**
✨Satoe Langkah Ke Arah Jang Salah.✨
**
Sekolah seperti Istana Harapan—tempat para anak priayi menapaki mimpi dengan anggun, dan anak rakyat biasa hanya menumpang bayangan. Di sinilah Ruth Daryanegara berjalan layaknya ratu tak bertakhta: disambut lirikan kagum, diiringi bisik kekaguman, dan dielu-elukan dalam tiap helaan napas mereka yang berharap bisa mendekat, meski setapak pun.
Satya Praboeningrat? Ia bahkan tak punya kenangan untuk diingat.
Setiap pagi, Satya datang lebih awal dari siapa pun. Sepatunya tetap usang, rambutnya tetap tidak berminyak, tapi disisir dengan rapi. Ia duduk di pojok kelas, di balik tembok kerumunan dan hiruk-pikuk teman sebaya yang bicara soal pesta ulang tahun, mobil keluarga, dan liburan ke Batavia.
Ia tak bicara banyak, tapi matanya selalu bicara.

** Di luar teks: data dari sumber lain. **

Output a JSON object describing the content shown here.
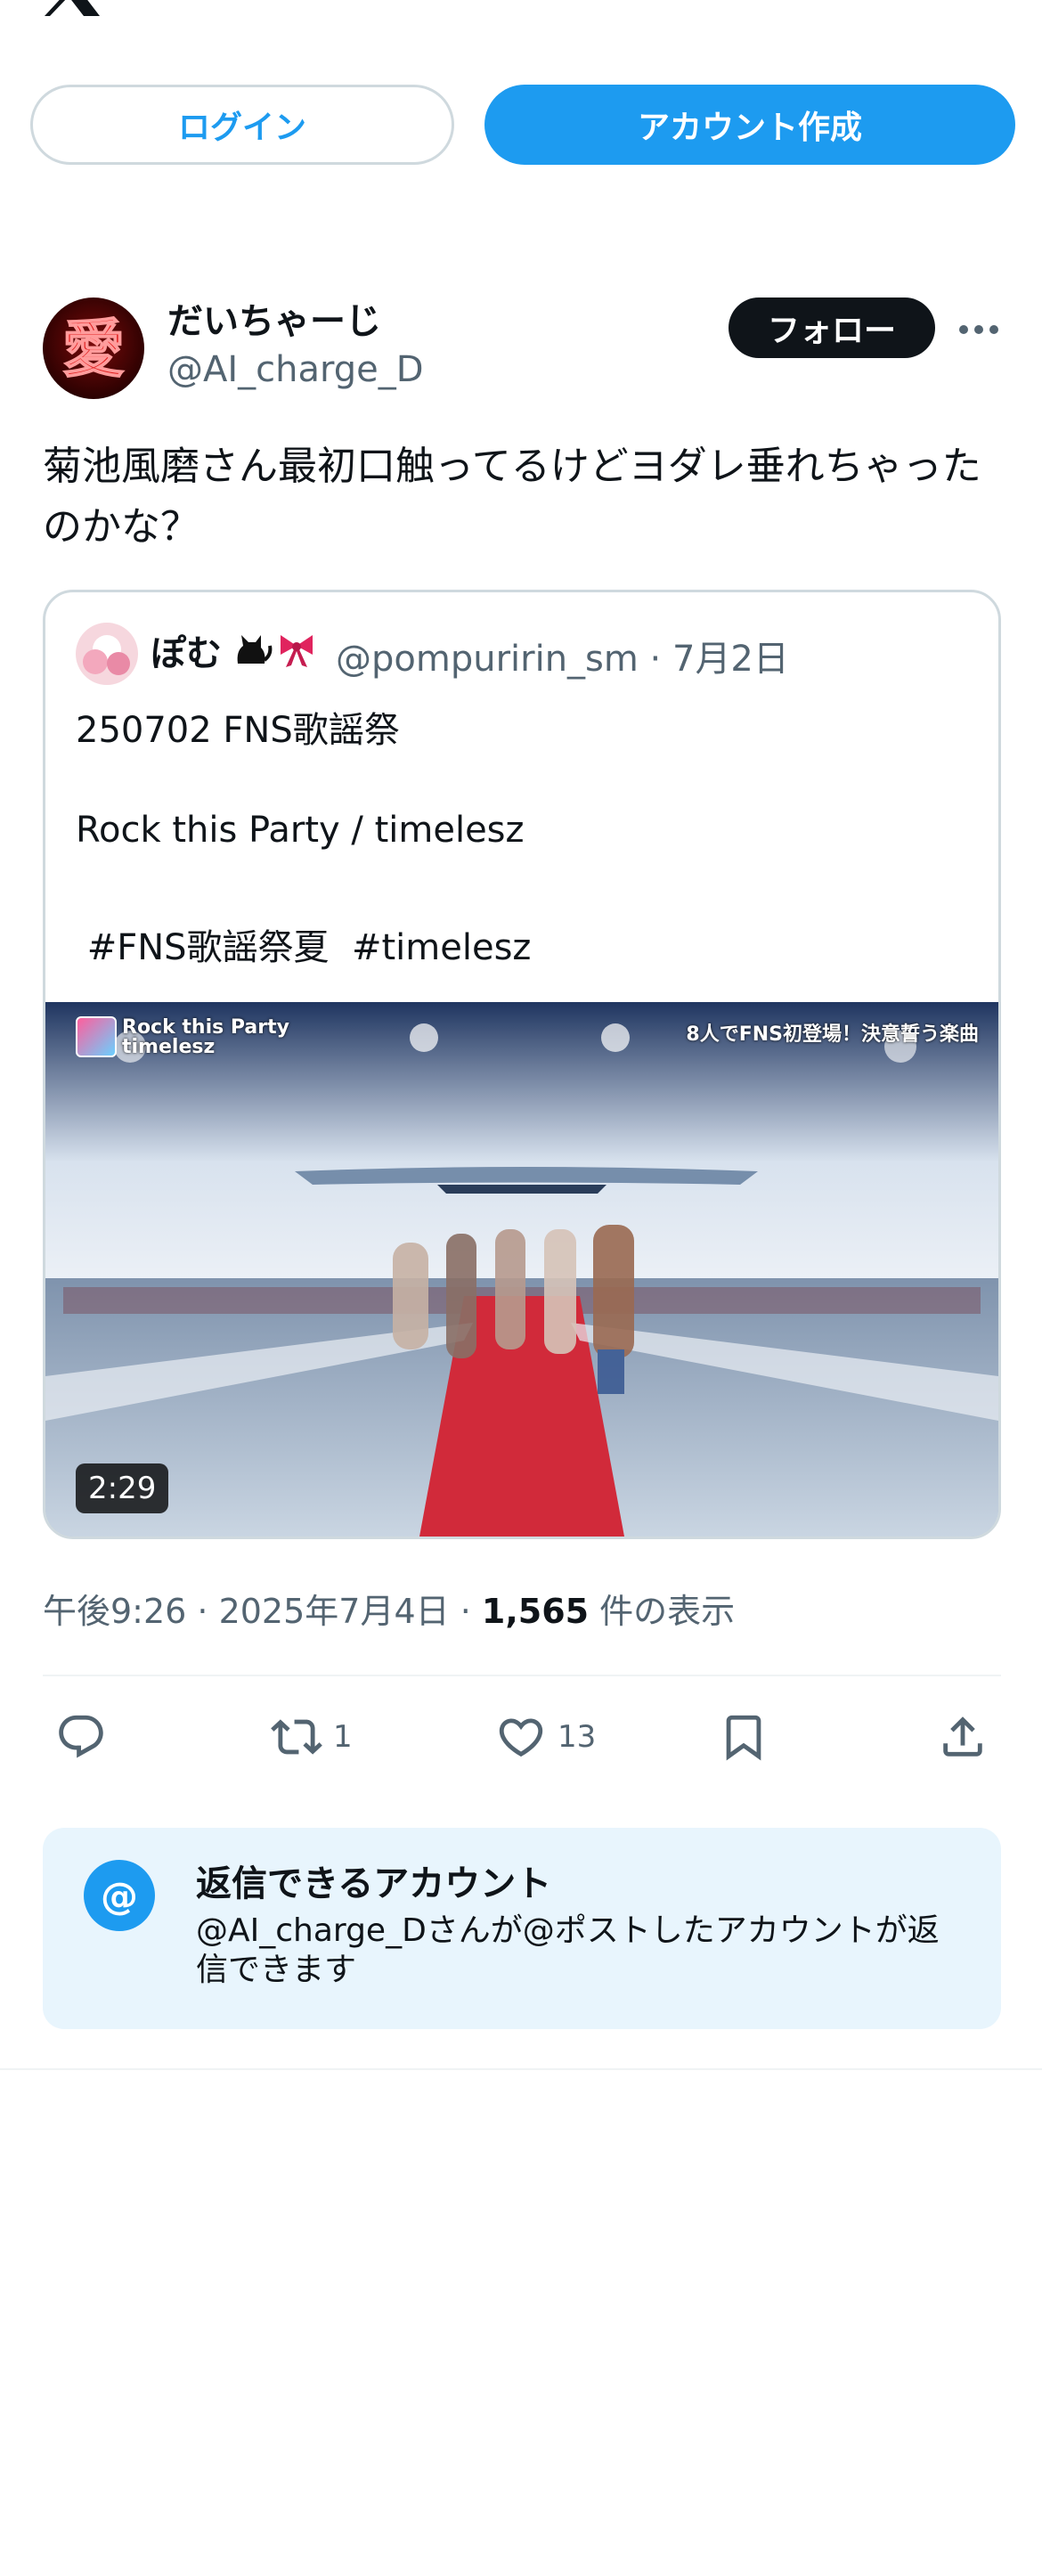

Terutama saat memandangi Ruth.
Kadang ia berdiri di tangga aula, pura-pura membaca. Padahal hanya ingin melihat Ruth lewat.
Kadang ia menawarkan membantu memindahkan peralatan saat Ruth selesai main piano—tapi Ruth hanya mengangguk singkat tanpa benar-benar menatapnya. Satya pun mengurungkan niat menyapa. Ia cukup berdiri di belakang, memastikan Ruth tidak tersandung, memastikan pintu dibukakan, memastikan langit tidak terlalu panas.
Dan itu cukup. Untuk sementara.
Karena dalam diamnya, Satya menyimpan satu hal: ia percaya akan tiba waktunya. Waktu di mana mata Ruth menoleh ke arahnya, bukan ke Wira, bukan ke dunia gemerlap yang selalu melindunginya.
Ia hanya butuh satu momen.
Tapi Ruth... Ruth tidak melihatnya. Bahkan saat mereka bersisian di koridor, atau saat dia secara tak sengaja menaruh pulpen Ruth yang jatuh di mejanya, Ruth hanya menerima tanpa kata, tampa tatap, tanpa syukur.
Ruth sibuk dengan dunia kecilnya—yang penuh glamor, rencana pesta dansa, dan ambisi untuk jadi paling bersinar. Dan Wira? Ia seperti bayangan yang menempel pada Ruth: selalu tahu harus berkata apa, selalu ada di sisinya, dan entah mengapa, Satya tak pernah menyukainya.
Bukan karena iri, bukan juga karena Wira mungkin menyimpan rasa—melainkan karena Wira terlalu licin. Ia menyembunyikan sesuatu.
Dan Satya, yang sejak kecil terbiasa membaca bahasa diam, tahu ada sesuatu di balik senyum Wira pada Ruth. Entah rasa, entah racun.
**
Pada suatu sore, ketika matahari condong ke barat dan aula seni mulai sepi, Satya melihat Ruth duduk sendiri. Jari-jarinya menggeser not balok, tapi wajahnya tampak jemu. Rambutnya disanggul setengah, dan suara langkahnya menggema pelan.
Satya sempat maju tiga langkah.
Lalu berhenti.
Tangannya ingin mengetuk piano, menyapa.